沿任意维度切割numpy数组

Question

say that I have a (40,20,30) numpy array and that I have a function that after some work will return half of the input array along a selected input axis. Is there an automatic way to do so ? I would like to avoid such an ugly code:

def my_function(array,axis=0):

    ...

    if axis == 0:
        return array[:array.shape[0]/2,:,:] --> (20,20,30) array
    elif axis = 1:
        return array[:,:array.shape[1]/2,:] --> (40,10,30) array
    elif axis = 2: 
        return array[:,:,:array.shape[2]/2] --> (40,20,15) array

thanks for your help

Eric

Answer 1

I think you can use np.split for this [docs] , and simply take the first or second element returned, depending on which one you want.
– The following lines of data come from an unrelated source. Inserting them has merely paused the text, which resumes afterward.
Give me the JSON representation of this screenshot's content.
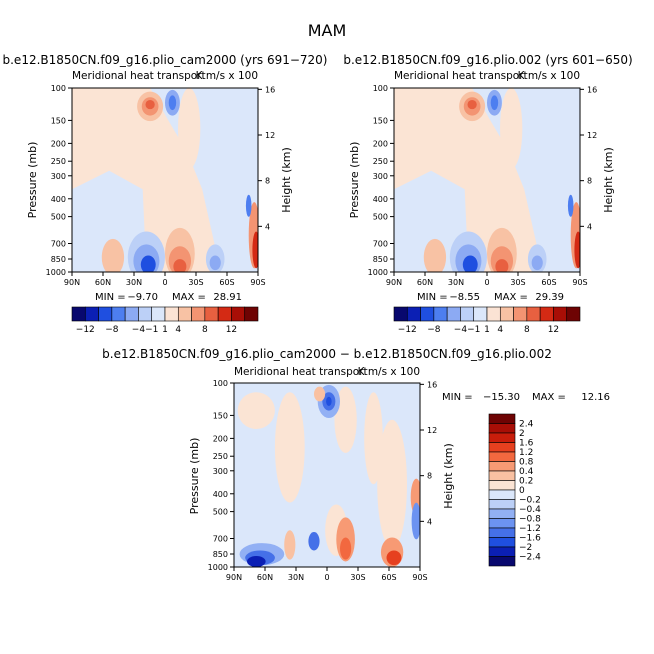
{
  "figure_title": "MAM",
  "chart_data": [
    {
      "type": "heatmap",
      "title": "b.e12.B1850CN.f09_g16.plio_cam2000 (yrs 691−720)",
      "subtitle": "Meridional heat transport",
      "units": "K m/s x 100",
      "ylabel": "Pressure (mb)",
      "ylabel_right": "Height (km)",
      "x_ticks": [
        "90N",
        "60N",
        "30N",
        "0",
        "30S",
        "60S",
        "90S"
      ],
      "y_ticks": [
        100,
        150,
        200,
        250,
        300,
        400,
        500,
        700,
        850,
        1000
      ],
      "y_right_ticks": [
        16,
        12,
        8,
        4
      ],
      "ylim": [
        100,
        1000
      ],
      "min_label": "MIN =",
      "min": "−9.70",
      "max_label": "MAX =",
      "max": "28.91",
      "colorbar_labels": [
        "−12",
        "−8",
        "−4",
        "−1",
        "1",
        "4",
        "8",
        "12"
      ]
    },
    {
      "type": "heatmap",
      "title": "b.e12.B1850CN.f09_g16.plio.002 (yrs 601−650)",
      "subtitle": "Meridional heat transport",
      "units": "K m/s x 100",
      "ylabel": "Pressure (mb)",
      "ylabel_right": "Height (km)",
      "x_ticks": [
        "90N",
        "60N",
        "30N",
        "0",
        "30S",
        "60S",
        "90S"
      ],
      "y_ticks": [
        100,
        150,
        200,
        250,
        300,
        400,
        500,
        700,
        850,
        1000
      ],
      "y_right_ticks": [
        16,
        12,
        8,
        4
      ],
      "ylim": [
        100,
        1000
      ],
      "min_label": "MIN =",
      "min": "−8.55",
      "max_label": "MAX =",
      "max": "29.39",
      "colorbar_labels": [
        "−12",
        "−8",
        "−4",
        "−1",
        "1",
        "4",
        "8",
        "12"
      ]
    },
    {
      "type": "heatmap",
      "title": "b.e12.B1850CN.f09_g16.plio_cam2000 − b.e12.B1850CN.f09_g16.plio.002",
      "subtitle": "Meridional heat transport",
      "units": "K m/s x 100",
      "ylabel": "Pressure (mb)",
      "ylabel_right": "Height (km)",
      "x_ticks": [
        "90N",
        "60N",
        "30N",
        "0",
        "30S",
        "60S",
        "90S"
      ],
      "y_ticks": [
        100,
        150,
        200,
        250,
        300,
        400,
        500,
        700,
        850,
        1000
      ],
      "y_right_ticks": [
        16,
        12,
        8,
        4
      ],
      "ylim": [
        100,
        1000
      ],
      "min_label": "MIN =",
      "min": "−15.30",
      "max_label": "MAX =",
      "max": "12.16",
      "colorbar_labels": [
        "2.4",
        "2",
        "1.6",
        "1.2",
        "0.8",
        "0.4",
        "0.2",
        "0",
        "−0.2",
        "−0.4",
        "−0.8",
        "−1.2",
        "−1.6",
        "−2",
        "−2.4"
      ]
    }
  ],
  "colors": {
    "horizontal_colorbar": [
      "#08086e",
      "#0b1fb4",
      "#1f4fe0",
      "#4d7ef0",
      "#8caaf3",
      "#bcd0f7",
      "#dbe7fa",
      "#fbe3d4",
      "#f8c2a4",
      "#f39472",
      "#e86040",
      "#d42a14",
      "#a80e06",
      "#6e0303"
    ],
    "vertical_colorbar": [
      "#6e0303",
      "#a80e06",
      "#c81d0b",
      "#e6401f",
      "#f2683f",
      "#f79a74",
      "#f9c1a2",
      "#fbe4d4",
      "#dbe7fa",
      "#bcd0f7",
      "#92b0f4",
      "#6c93f1",
      "#4570e8",
      "#1f4fe0",
      "#0b1fb4",
      "#08086e"
    ],
    "neutral_positive": "#fbe4d4",
    "neutral_negative": "#dbe7fa"
  }
}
For example:

>>> a = np.random.random((40,20,30))
>>> np.split(a, 2, axis=0)[0].shape
(20, 20, 30)
>>> np.split(a, 2, axis=1)[0].shape
(40, 10, 30)
>>> np.split(a, 2, axis=2)[0].shape
(40, 20, 15)
>>> (np.split(a, 2, axis=0)[0] == a[:a.shape[0]/2, :,:]).all()
True

Answer 2

thanks for your help, DSM. I will use your approach.

In the meantime, I found a (dirty ?) hack:

>>> a = np.random.random((40,20,30))
>>> s = [slice(None),]*a.ndim
>>> s[axis] = slice(f,l,s)
>>> a1 = a[s]

Perhaps a bit more general than np.split but much less elegant !

Answer 3

numpy.rollaxis is a good tool for this:

def my_func(array, axis=0):
    array = np.rollaxis(array, axis)
    out = array[:array.shape[0] // 2]
    # Do stuff with array and out knowing that the axis of interest is now 0
    ...

    # If you need to restore the order of the axes
    if axis == -1:
        axis = out.shape[0] - 1
    out = np.rollaxis(out, 0, axis + 1)